The credit quality of Indian corporate has improved during the first half of the current financial year owing to strong domestic demand, better cash flows and de-leveraging of balance sheets, according to separate analysis done by two rating agencies.
The credit ratio, a measure of the country’s overall creditworthiness that compares upgrades to downgrades, has improved to 5.52 times during H1FY23, compared with 5.04 times in H2FY22, Crisil said. The credit ratio, as calculated by Icra, has improved to 3.3 times in H1FY23 compared to 2.8 times in H1FY22.
“Around 35% of all upgrades were from the infrastructure sector.
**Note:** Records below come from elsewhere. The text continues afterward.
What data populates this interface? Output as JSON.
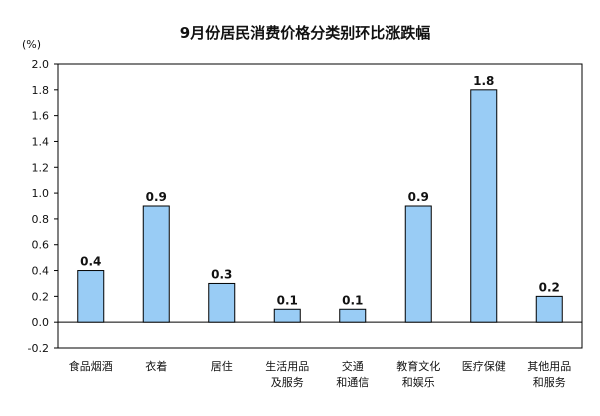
{
  "chart_data": {
    "type": "bar",
    "title": "9月份居民消费价格分类别环比涨跌幅",
    "unit": "(%)",
    "categories": [
      [
        "食品烟酒"
      ],
      [
        "衣着"
      ],
      [
        "居住"
      ],
      [
        "生活用品",
        "及服务"
      ],
      [
        "交通",
        "和通信"
      ],
      [
        "教育文化",
        "和娱乐"
      ],
      [
        "医疗保健"
      ],
      [
        "其他用品",
        "和服务"
      ]
    ],
    "values": [
      0.4,
      0.9,
      0.3,
      0.1,
      0.1,
      0.9,
      1.8,
      0.2
    ],
    "value_labels": [
      "0.4",
      "0.9",
      "0.3",
      "0.1",
      "0.1",
      "0.9",
      "1.8",
      "0.2"
    ],
    "ylim": [
      -0.2,
      2.0
    ],
    "yticks": [
      -0.2,
      0.0,
      0.2,
      0.4,
      0.6,
      0.8,
      1.0,
      1.2,
      1.4,
      1.6,
      1.8,
      2.0
    ],
    "ytick_labels": [
      "-0.2",
      "0.0",
      "0.2",
      "0.4",
      "0.6",
      "0.8",
      "1.0",
      "1.2",
      "1.4",
      "1.6",
      "1.8",
      "2.0"
    ],
    "colors": {
      "bar_fill": "#99ccf5",
      "bar_stroke": "#000000",
      "frame": "#000000",
      "text": "#111111"
    }
  }
}
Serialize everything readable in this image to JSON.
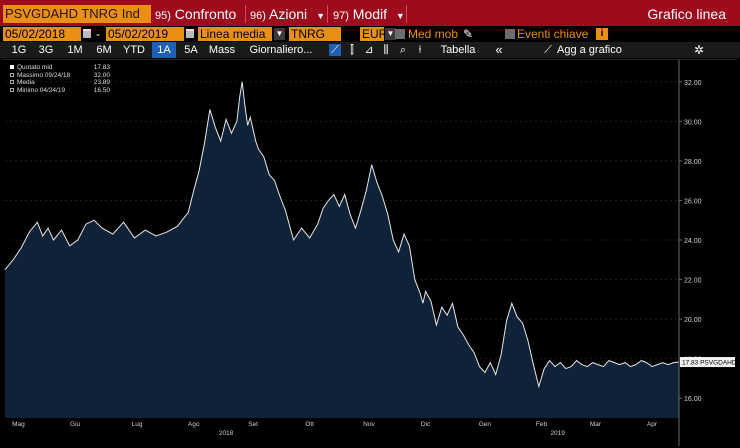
{
  "toolbar_top": {
    "ticker": "PSVGDAHD TNRG Ind",
    "buttons": [
      {
        "num": "95)",
        "label": "Confronto"
      },
      {
        "num": "96)",
        "label": "Azioni"
      },
      {
        "num": "97)",
        "label": "Modif"
      }
    ],
    "title": "Grafico linea"
  },
  "toolbar_options": {
    "date_from": "05/02/2018",
    "date_to": "05/02/2019",
    "separator": "-",
    "line_type": "Linea media",
    "field": "TNRG",
    "currency": "EUR",
    "moving_avg_label": "Med mob",
    "events_label": "Eventi chiave",
    "info_badge": "i"
  },
  "toolbar_periods": {
    "periods": [
      "1G",
      "3G",
      "1M",
      "6M",
      "YTD",
      "1A",
      "5A",
      "Mass"
    ],
    "active_period": "1A",
    "frequency": "Giornaliero...",
    "table_label": "Tabella",
    "back_label": "«",
    "add_label": "Agg a grafico"
  },
  "legend": {
    "rows": [
      {
        "label": "Quotato mid",
        "value": "17.83"
      },
      {
        "label": "Massimo 09/24/18",
        "value": "32.00"
      },
      {
        "label": "Media",
        "value": "23.89"
      },
      {
        "label": "Minimo 04/24/19",
        "value": "16.50"
      }
    ]
  },
  "colors": {
    "title_bar": "#9e0b1c",
    "accent_orange": "#e98f14",
    "active_blue": "#1f5fb4",
    "area_fill": "#0f2238",
    "line": "#e8e8e8"
  },
  "chart_data": {
    "type": "area",
    "last_value_label": "17.83 PSVGDAHD",
    "last_value": 17.83,
    "ylim": [
      15,
      33
    ],
    "yticks": [
      "16.00",
      "18.00",
      "20.00",
      "22.00",
      "24.00",
      "26.00",
      "28.00",
      "30.00",
      "32.00"
    ],
    "ytick_values": [
      16,
      18,
      20,
      22,
      24,
      26,
      28,
      30,
      32
    ],
    "month_labels": [
      "Mag",
      "Giu",
      "Lug",
      "Ago",
      "Set",
      "Ott",
      "Nov",
      "Dic",
      "Gen",
      "Feb",
      "Mar",
      "Apr"
    ],
    "year_labels": [
      "2018",
      "2019"
    ],
    "xlim": [
      0,
      250
    ],
    "month_positions": [
      5,
      26,
      49,
      70,
      92,
      113,
      135,
      156,
      178,
      199,
      219,
      240
    ],
    "year_positions": [
      82,
      205
    ],
    "x": [
      0,
      3,
      6,
      9,
      12,
      14,
      16,
      18,
      21,
      24,
      27,
      30,
      33,
      36,
      40,
      44,
      48,
      52,
      56,
      60,
      64,
      68,
      70,
      72,
      74,
      76,
      78,
      80,
      82,
      84,
      86,
      87,
      88,
      89,
      90,
      91,
      92,
      93,
      94,
      96,
      98,
      100,
      102,
      104,
      107,
      110,
      113,
      116,
      118,
      120,
      122,
      124,
      126,
      128,
      130,
      132,
      134,
      136,
      138,
      140,
      142,
      144,
      146,
      148,
      150,
      152,
      154,
      155,
      156,
      158,
      160,
      162,
      164,
      166,
      168,
      170,
      172,
      174,
      176,
      178,
      180,
      182,
      184,
      186,
      188,
      190,
      192,
      194,
      196,
      198,
      200,
      202,
      204,
      206,
      208,
      210,
      212,
      214,
      216,
      218,
      220,
      222,
      224,
      226,
      228,
      230,
      232,
      234,
      236,
      238,
      240,
      242,
      244,
      246,
      248,
      250
    ],
    "y": [
      22.5,
      23.0,
      23.6,
      24.4,
      24.9,
      24.2,
      24.6,
      24.0,
      24.5,
      23.7,
      24.0,
      24.8,
      25.0,
      24.6,
      24.3,
      24.9,
      24.1,
      24.5,
      24.2,
      24.4,
      24.7,
      25.4,
      26.5,
      27.5,
      28.9,
      30.6,
      29.7,
      29.0,
      30.1,
      29.4,
      30.0,
      31.2,
      32.0,
      30.8,
      29.8,
      30.2,
      29.6,
      29.0,
      28.6,
      28.2,
      27.3,
      27.0,
      26.2,
      25.5,
      24.0,
      24.6,
      24.1,
      24.8,
      25.6,
      26.0,
      26.3,
      25.7,
      26.3,
      25.3,
      24.6,
      25.5,
      26.5,
      27.8,
      26.9,
      26.2,
      25.3,
      24.0,
      23.4,
      24.3,
      23.7,
      22.0,
      21.3,
      20.8,
      21.4,
      20.9,
      19.7,
      20.6,
      20.2,
      20.8,
      19.6,
      19.2,
      18.7,
      18.3,
      17.6,
      17.3,
      17.8,
      17.2,
      18.2,
      19.9,
      20.8,
      20.1,
      19.8,
      18.9,
      17.7,
      16.6,
      17.5,
      17.9,
      17.6,
      17.8,
      17.5,
      17.6,
      17.9,
      17.7,
      17.6,
      17.8,
      17.7,
      17.6,
      17.9,
      17.8,
      17.7,
      17.8,
      17.6,
      17.7,
      17.9,
      17.8,
      17.6,
      17.7,
      17.8,
      17.7,
      17.8,
      17.83
    ]
  }
}
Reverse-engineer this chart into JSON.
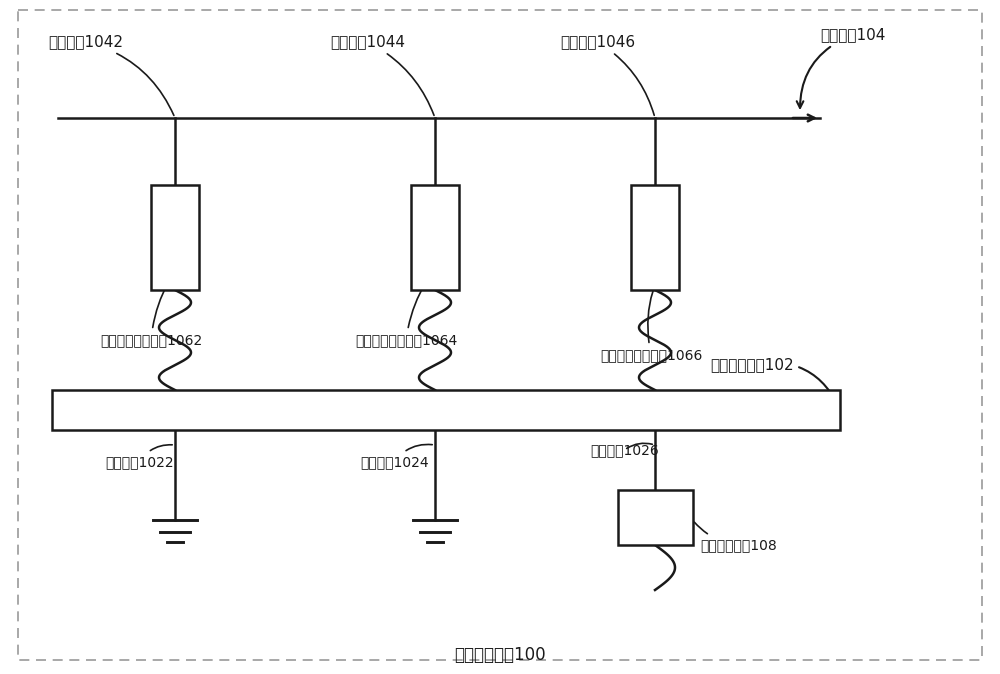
{
  "title": "天线切换组件100",
  "background_color": "#ffffff",
  "line_color": "#1a1a1a",
  "figsize": [
    10.0,
    6.74
  ],
  "dpi": 100,
  "labels": {
    "feed1": "第一馈点1042",
    "feed2": "第二馈点1044",
    "feed3": "第三馈点1046",
    "antenna_body": "天线本体104",
    "match1": "第一阻抗匹配单元1062",
    "match2": "第二阻抗匹配单元1064",
    "match3": "第三阻抗匹配单元1066",
    "switch": "三相切换开关102",
    "term1": "第一端子1022",
    "term2": "第二端子1024",
    "term3": "第三端子1026",
    "rf_module": "射频处理模块108",
    "assembly": "天线切换组件100"
  },
  "font_name": "SimHei",
  "font_size": 11,
  "font_size_sm": 10
}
Infrastructure sector is in a unique position of largely being a domestic story and generally decoupled from the global headwinds,” Gurpreet Chhatwal, managing director of Crisil Ratings, said.
According to Icra, upgrades were concentrated in real estate, textiles, financials, engineering, construction and roadways, which accounted for almost half of the total upgrades. A total of 13 sectors, including hospitality, airport operators, industrials and marine ports, have seen most upgrades as these contact-intensive sectors have fared better and their cash flows are expected to grow over 10% in FY23, Crisil said.
However, export-oriented sectors such as textiles, pharmaceuticals and information technology are likely to see moderation in cash flows, Crisil said. Other sectors which might see lower credit ratio include agrochemicals, dairy and education services due to elevated costs and inability to fully pass them on, the agency said.
“Export-oriented sectors could see an impact on their cash flows as the ongoing slowdown in global demand would offset the benefits of a depreciated rupee and the diversified sourcing strategy of global companies,” Somasekhar Vemuri, senior director at Crisil Ratings, said.
“A significant hardening of interest rates, however, is a risk factor that would impact discretionary spending and restrain capex. Further, an escalation in geopolitical conflicts, a global recession and global fund flows would challenge India’s macroeconomic fundamentals, even if not as much in relation to the other economies,” K Ravichandran, chief rating officer at ICRA, said.
Downgrades were on the lower side with the reasons being entity-specific, including delays in recovering receivables, inter-group transactions posing governance concerns, rising input costs and project implementation risks, Icra said. At five, the occurrence of defaults was lower in H1FY23, compared with 42 in FY22, with four out of the five defaults being from the non-investment grade, the rating agency said.
In the financial sector space, the bank credit growth is seen at 14-15% in FY23, compared to 12% a year ago, while gross non-performing assets is likely to improve to 5%. However, the ability of banks to raise deposits to fund the credit growth and slippages from restructured MSME portfolios will remain key monitorable, Crisil said.